I had based my observations on proprietary research that looks for a clustering of negative divergences between price and an oscillator that measures price. I have presented this concept many times over the past year and across various markets. See this article from June 15, 2009 on the 10 year Treasury yield as just one example.
From the December 1 article, I wrote:
"From my vantage point -that is, from my quantitatively driven research - the clustering of negative divergences bars on the weekly charts of several key ETF's should be a concern if you are an equity bull. Why? If we go back in time, a clustering of negative divergences has often been associated with a market top, but not every market top. The ensuing sell off could be moderate in scope lasting several months or it could mark the onset of a much broader and deeper sell off."
"On the other hand, there have been a few times when prices moved higher despite the clustering of negative divergences. When this happened, it appears to represent a blow off top or more rarely (1954 and 1995) part of a sustainable trend."
On how to play the market back on December 1, my suggestion was the following:
"If price closes over the high of the most recent negative divergence bar (on a weekly closing basis), then the market or ETF (under consideration) in all likelihood is going higher. Whether this represents a blow off top or a more sustainable trend is yet to be determined. If prices remain below these negative divergences, then they do, and you look like a genius for selling. But again, if prices do move higher, you have a mechanism for getting back into the market - a weekly close over the high of the negative divergence bar."

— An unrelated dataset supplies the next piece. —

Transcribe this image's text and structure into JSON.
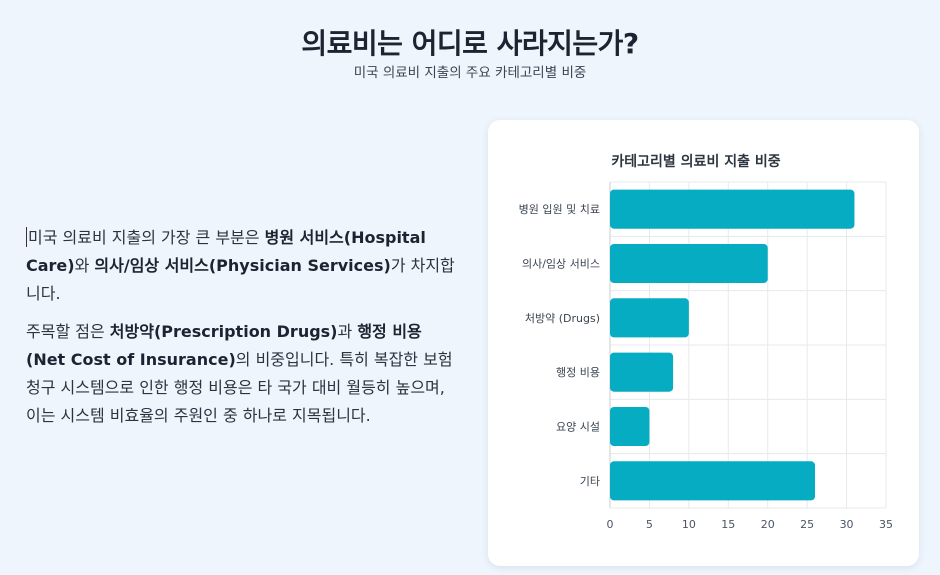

"If you sell now and prices do go higher, just look at it as taking out insurance and playing good defense. If you have to buy back later on a close over the negative divergence bar, I would use the low of that bar as a stop loss."
I hope you sold something, anything.
Let's look at our list of ETF's that I have been presenting over the past 2 months; these ETF's made it to this list because they had a clustering of negative divergence bars. See table 1. Column 1 is the ETF in question; column 2 is the high of the most recent negative divergence bar and it is a weekly close over this value that would suggest much higher prices -possibly a blow off top- for that particular ETF; column 3 is the percentage gain from the high of the negative divergence to highest high (if one was achieved) over the past 6 weeks; column 4 is the current price relative to the high of the negative divergence bar.
Table 1. ETF's/ Cluster Negative Divergences
1) 17 out of the 24 ETF's are currently below the high of the recent negative divergence bar;
2) GLD, MOO, XME, KOL, SLV went above the high of the negative divergence bar by more than 9%; all these moves were parabolic occurring over a short time; for the most part, the gains have diminished in all these issues with the exception of MOO. This kind of price behavior - as the research showed - is consistent with a blow off in these assets. If there was a close above the clustering of negative divergence bars, I designated it a "buy/ hold" which meant the following:
"A 'buy/ hold' signal would be for those ETF's that have already closed above the highs of the recent negative divergence bar on a weekly basis. Because this has happened, there is the possibility that prices could accelerate higher. This trade is for the nimble."
3) FXI never moved above the high of the cluster of negative divergence bars, and it is currently off those highs by 15.11%.
To summarize, the presence of a cluster of negative divergence bars has identified slowing upside momentum in the majority of ETF's on this list. Those ETF's that accelerated higher over the past couple of weeks have essentially given back those gains and appear vulnerable to further downside. As of Thursday, the average loss from this group of ETF's has been (negative) 2%.